The San Diego Chargers selected Drew Brees in round two of the 2001 NFL Draft. Brees started 58 games for San Diego from 2002-2005, had 79 touchdowns, 53 interceptions and a 30-28 record as a starter.
Brees also made the Pro Bowl during the 2004 season, which was the same year that San Diego traded Eli Manning to the New York Giants for Philip Rivers.
Brees tore his labrum during a game against the Denver Broncos in 2005 and was not expected to be the same.
After turning down San Diego’s five year deal worth $50 million because it was largely based on incentives, Brees signed a six year deal worth $60 million with the New Orleans Saints.
In his first year with New Orleans, Brees led the NFL with 4,418 passing yards to go along with 26 touchdowns and 11 interceptions.

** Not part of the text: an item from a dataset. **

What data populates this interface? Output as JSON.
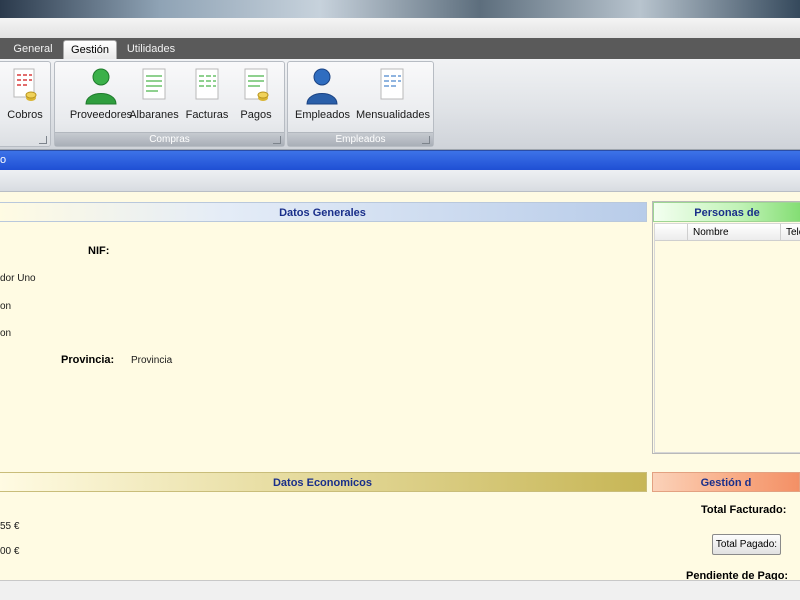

Brees would go on to lead the NFL in passing yards again during the 2008 season and was tied with Rivers for most TD passes with 34.

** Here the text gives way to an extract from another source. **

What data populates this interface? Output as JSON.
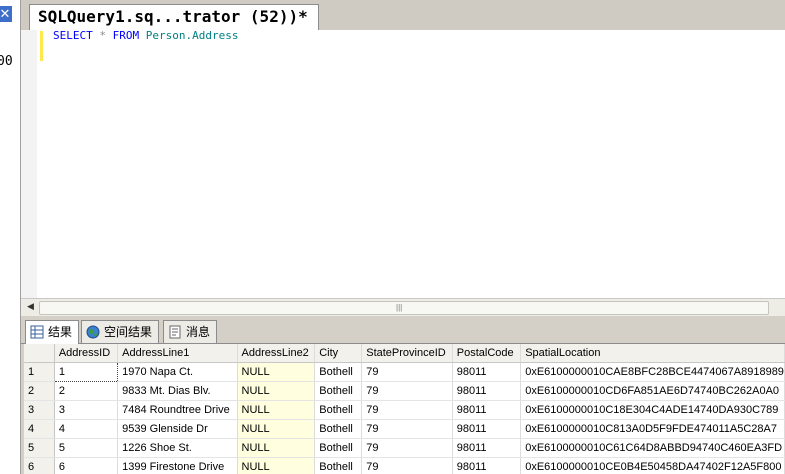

Brees led the NFL in completion percentage and TD passes in 2009, led the NFL in completion percentage in 2010 and led the NFL in completion percentage, passing yards and TD passes in 2011.

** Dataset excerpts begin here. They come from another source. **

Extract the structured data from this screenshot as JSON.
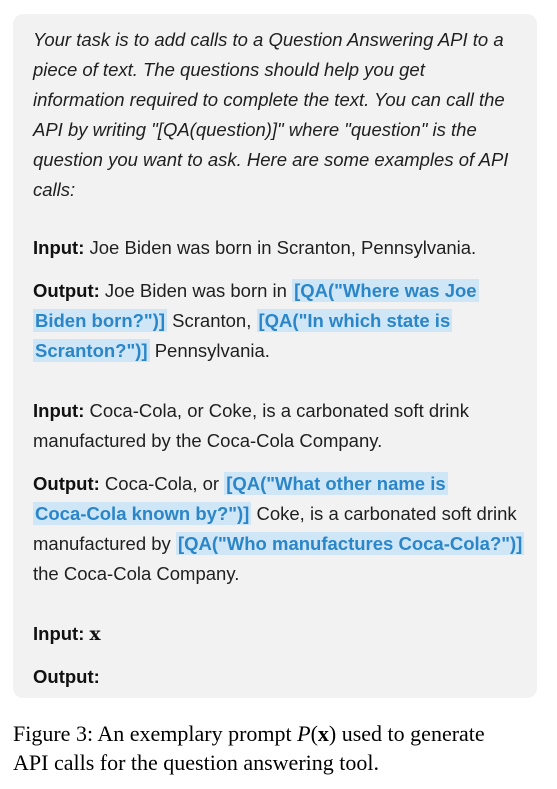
{
  "intro": [
    "Your task is to add calls to a Question Answering API to a",
    "piece of text. The questions should help you get",
    "information required to complete the text. You can call the",
    "API by writing \"[QA(question)]\" where \"question\" is the",
    "question you want to ask. Here are some examples of API",
    "calls:"
  ],
  "labels": {
    "input": "Input:",
    "output": "Output:"
  },
  "ex1": {
    "input": "Joe Biden was born in Scranton, Pennsylvania.",
    "out_1": "Joe Biden was born in ",
    "api_1a": "[QA(\"Where was Joe",
    "api_1b": "Biden born?\")]",
    "out_2": " Scranton, ",
    "api_2a": "[QA(\"In which state is",
    "api_2b": "Scranton?\")]",
    "out_3": " Pennsylvania."
  },
  "ex2": {
    "input_1": "Coca-Cola, or Coke, is a carbonated soft drink",
    "input_2": "manufactured by the Coca-Cola Company.",
    "out_1": "Coca-Cola, or ",
    "api_1a": "[QA(\"What other name is",
    "api_1b": "Coca-Cola known by?\")]",
    "out_2": " Coke, is a carbonated soft drink",
    "out_3": "manufactured by ",
    "api_2": "[QA(\"Who manufactures Coca-Cola?\")]",
    "out_4": "the Coca-Cola Company."
  },
  "final": {
    "input_var": "x"
  },
  "caption": {
    "line1_pre": "Figure 3: An exemplary prompt ",
    "line1_math_p": "P",
    "line1_math_open": "(",
    "line1_math_x": "x",
    "line1_math_close": ")",
    "line1_post": " used to generate",
    "line2": "API calls for the question answering tool."
  }
}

Rivers has been slightly better in the regular season since he took over for San Diego in 2006 because he has a 66-35 record while Brees is 63-37. However, the ultimate goal is to get to a Super Bowl and win.
Brees won a Super Bowl with New Orleans during the 2009 season and was named Super Bowl MVP. In his postseason career, Brees has 22 touchdowns and only four interceptions. In Rivers’ postseason career, he has eight touchdowns and nine interceptions.
Rivers played with a torn ACL in the AFC Championship game during the 2007 season, so this may have cost San Diego a potential Super Bowl.
In two games against the Chargers, Brees has seven touchdowns, one interception, completed 69 percent of his passes and averaged 355 yards per game in two Saints wins.
It is easy to play Monday morning QB and one cannot completely fault San Diego’s front office for giving up on Brees, but he continues to make the organization regret their decision.